Court Opinion

ID: 3810329
Source: CourtListenerOpinion
Date Created: 2016-07-06 07:49:15.122319+00
Date Added: 2024-06-11T07:37:57.054189
License: Public Domain

Opinion of the court by
The son of the appellant, Mode Howell, received an injury to his leg, caused by being thrown from a horse. One Dr. R. W. Holbrook, a physician, was called by Mr. Howell to attend his son. The injury continued to get worse, and other physicians were called in. Finally, there being no improvement in the boy's condition, Holbrook (so he testified) advised Howell that the boy should be taken to a hospital, and that Howell told *Page 261 
him in that connection that he wanted Holbrook to do all for the boy that he could, and that he wanted the leg saved, if possible. Finally, during the absence of Mr. Howell, the boy was taken to the hospital of the appellees at Guthrie, and an incision made in the leg, and the blood clots and pus removed therefrom. He remained in the hospital some thirteen days, receiving the care of the plaintiffs as physicians, as well as the usual hospital service. The appellant insists that he instructed Dr. Holbrook that he did not want his son taken to the hospital at Guthrie. On this point, however, the evidence is conflicting; but the appellant arrived at the hospital the next morning, and, without complaint at what had been done, he let the boy remain in the hospital twelve more days without objection, and without advising the appellees that Holbrook had no authority to put his boy in the hospital. There is also evidence to the effect that Mrs. Howell, the wife of the appellant and mother of the boy, accompanied the boy and Dr. Holbrook to Guthrie, and that she told the appellees before the operation to do what they could for the boy, and, if found necessary, to amputate his leg. The real contention of the appellant is that his boy was put in the hospital without his authority and in violation of his express directions.
We have read the record and believe that the judgment should be sustained. It is probably true that one of the instructions assumes a fact which was in controversy, viz, that the wife acted as the agent of her husband, if she authorized the operation.

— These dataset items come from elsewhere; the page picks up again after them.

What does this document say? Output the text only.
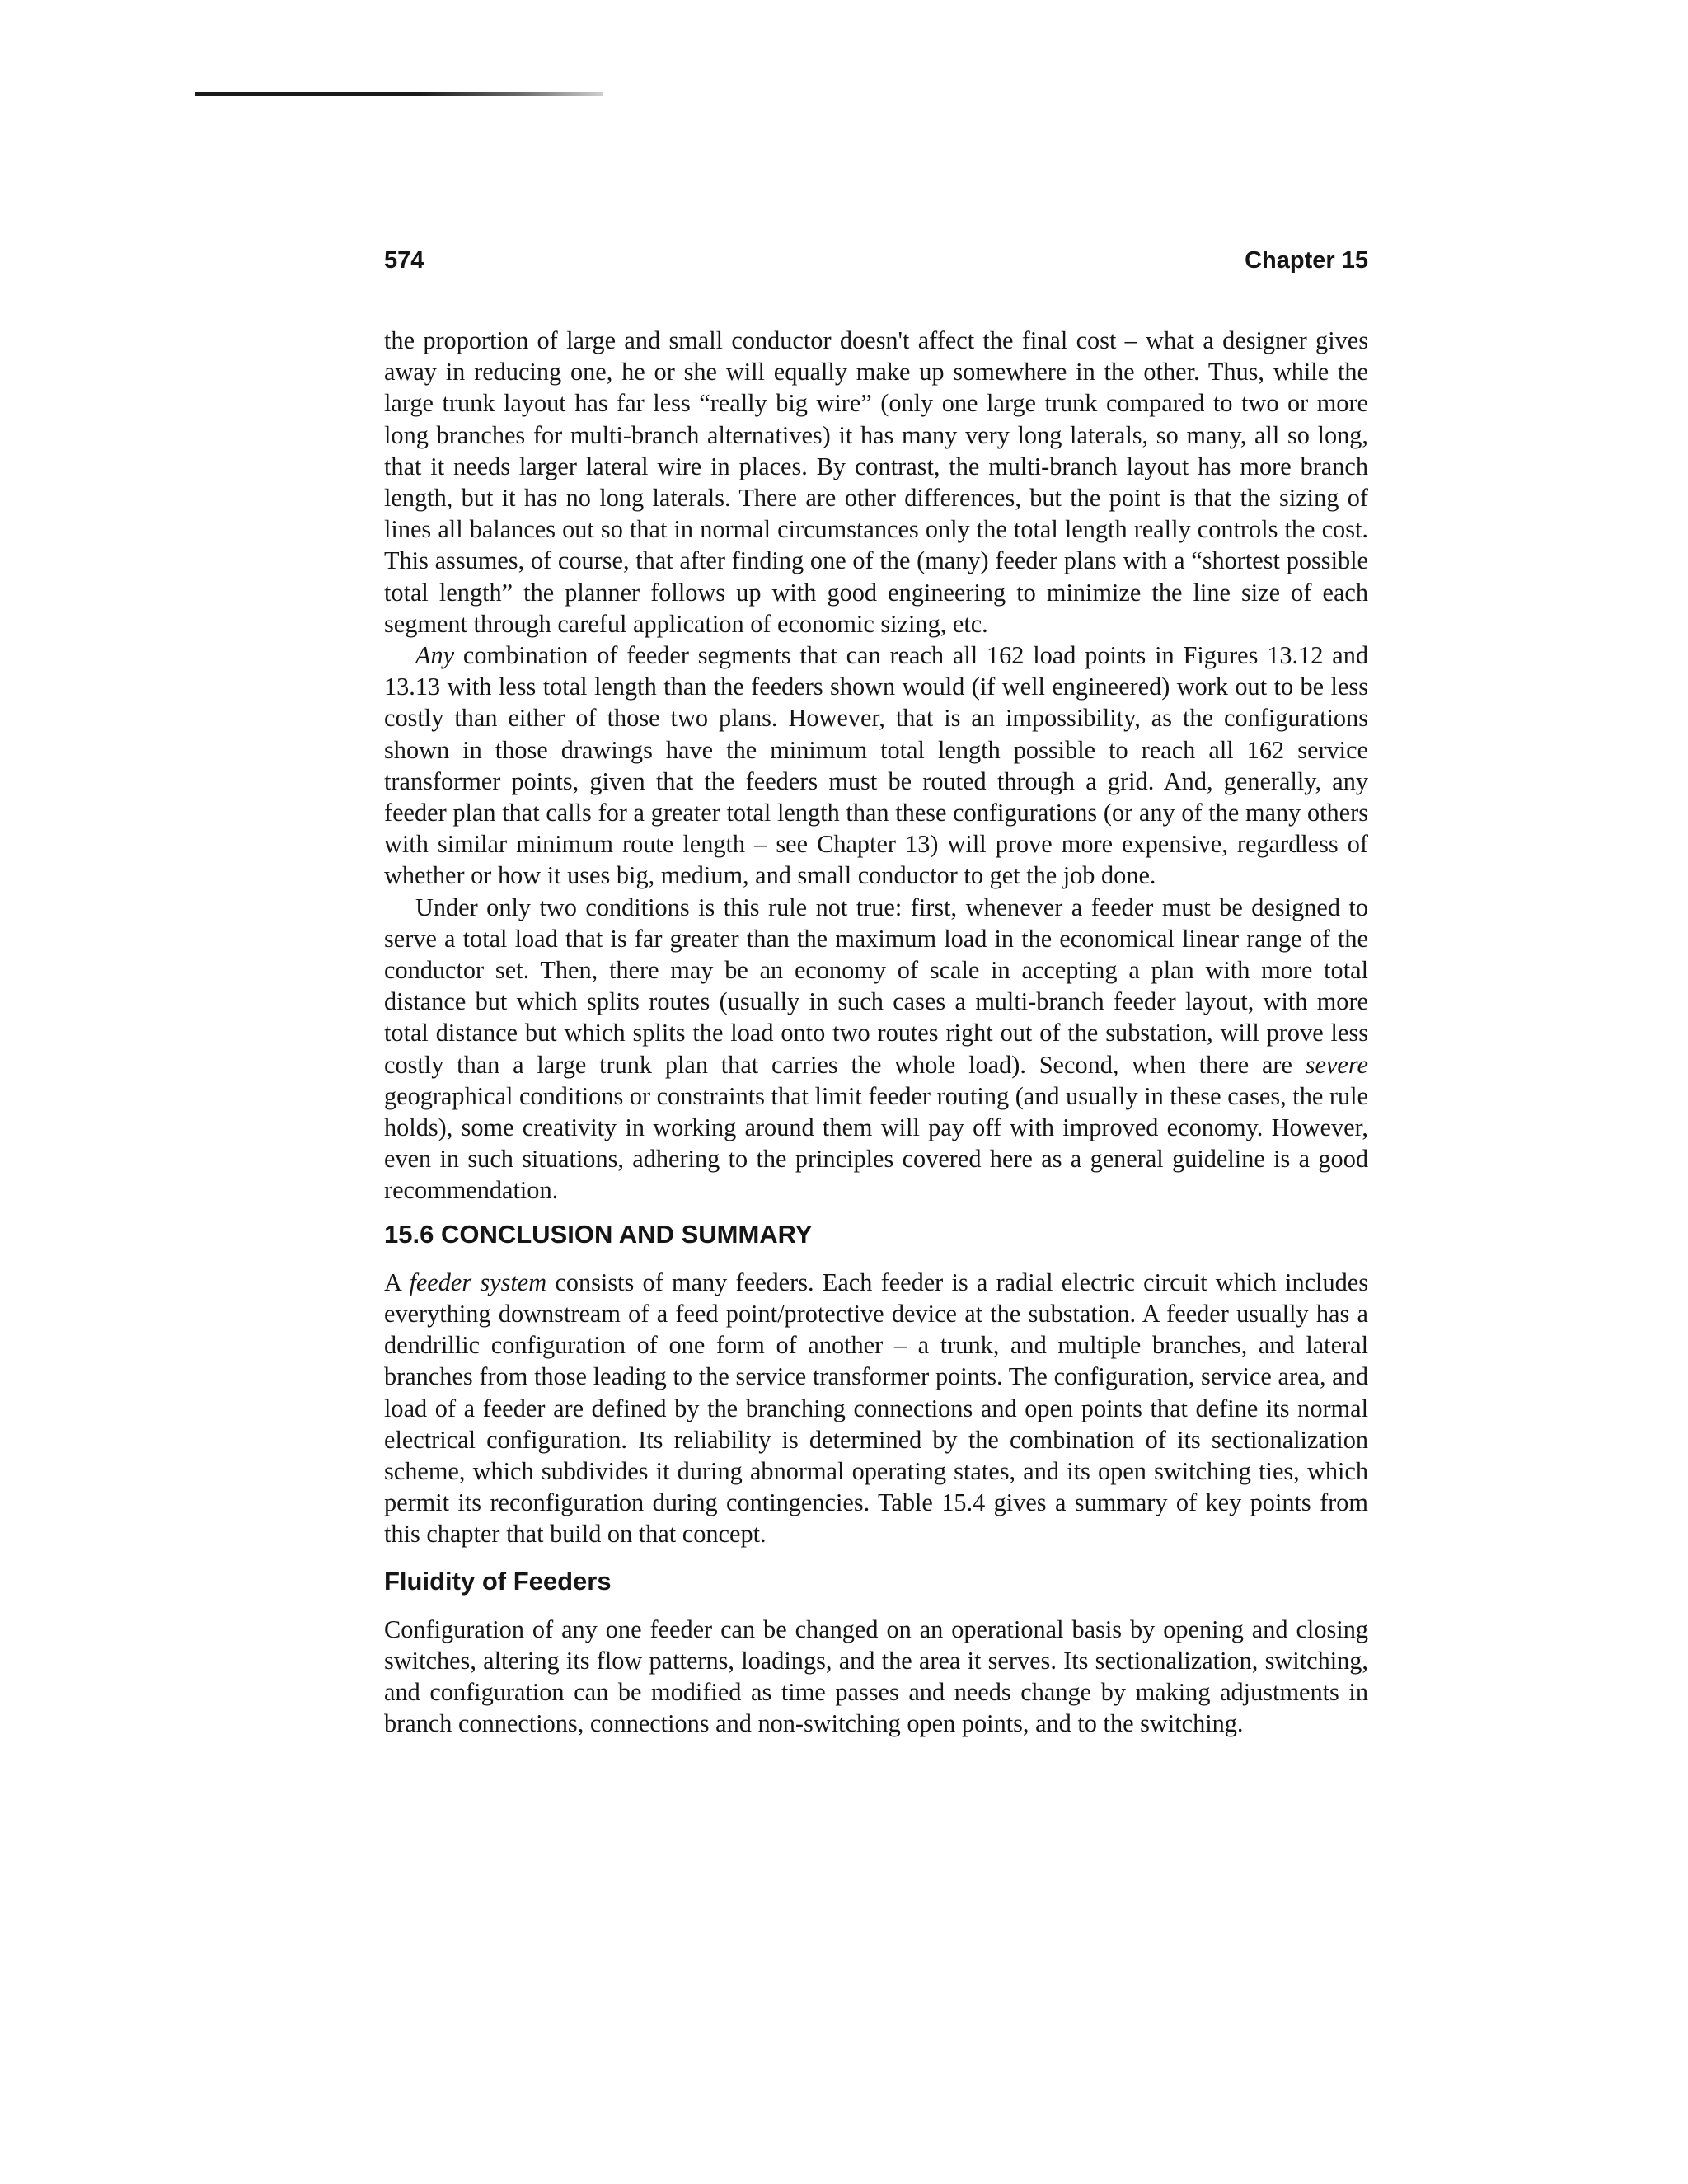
574	Chapter 15

the proportion of large and small conductor doesn't affect the final cost – what a designer gives away in reducing one, he or she will equally make up somewhere in the other. Thus, while the large trunk layout has far less “really big wire” (only one large trunk compared to two or more long branches for multi-branch alternatives) it has many very long laterals, so many, all so long, that it needs larger lateral wire in places. By contrast, the multi-branch layout has more branch length, but it has no long laterals. There are other differences, but the point is that the sizing of lines all balances out so that in normal circumstances only the total length really controls the cost. This assumes, of course, that after finding one of the (many) feeder plans with a “shortest possible total length” the planner follows up with good engineering to minimize the line size of each segment through careful application of economic sizing, etc.

Any combination of feeder segments that can reach all 162 load points in Figures 13.12 and 13.13 with less total length than the feeders shown would (if well engineered) work out to be less costly than either of those two plans. However, that is an impossibility, as the configurations shown in those drawings have the minimum total length possible to reach all 162 service transformer points, given that the feeders must be routed through a grid. And, generally, any feeder plan that calls for a greater total length than these configurations (or any of the many others with similar minimum route length – see Chapter 13) will prove more expensive, regardless of whether or how it uses big, medium, and small conductor to get the job done.

Under only two conditions is this rule not true: first, whenever a feeder must be designed to serve a total load that is far greater than the maximum load in the economical linear range of the conductor set. Then, there may be an economy of scale in accepting a plan with more total distance but which splits routes (usually in such cases a multi-branch feeder layout, with more total distance but which splits the load onto two routes right out of the substation, will prove less costly than a large trunk plan that carries the whole load). Second, when there are severe geographical conditions or constraints that limit feeder routing (and usually in these cases, the rule holds), some creativity in working around them will pay off with improved economy. However, even in such situations, adhering to the principles covered here as a general guideline is a good recommendation.

15.6 CONCLUSION AND SUMMARY

A feeder system consists of many feeders. Each feeder is a radial electric circuit which includes everything downstream of a feed point/protective device at the substation. A feeder usually has a dendrillic configuration of one form of another – a trunk, and multiple branches, and lateral branches from those leading to the service transformer points. The configuration, service area, and load of a feeder are defined by the branching connections and open points that define its normal electrical configuration. Its reliability is determined by the combination of its sectionalization scheme, which subdivides it during abnormal operating states, and its open switching ties, which permit its reconfiguration during contingencies. Table 15.4 gives a summary of key points from this chapter that build on that concept.

Fluidity of Feeders

Configuration of any one feeder can be changed on an operational basis by opening and closing switches, altering its flow patterns, loadings, and the area it serves. Its sectionalization, switching, and configuration can be modified as time passes and needs change by making adjustments in branch connections, connections and non-switching open points, and to the switching.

That she was acting as the agent of her husband was only a presumption, which might be overcome by evidence. We are satisfied, however, that the jury were not misled by this error. The appellant's own conduct after he went to the hospital and learned of the operation was sufficient to authorize the jury in finding that Dr. Holbrook and Mrs. Howell had authority to direct that the operation be performed. The issues involved were issues of fact, and there is ample evidence to sustain the verdict. Under the evidence, the boy would probably have died without the operation, and, while *Page 262 
a physician cannot recover for professional services rendered in the face of objections of one who would be liable therefor, in this case the evidence, taking it altogether, is sufficient to uphold the finding that the services were rendered at the request of the appellant.
Therefore the judgment is hereby affirmed, at his costs.
Hainer, J., who presided in the court below, not sitting; Irwin, J., absent; all the other Justices concurring.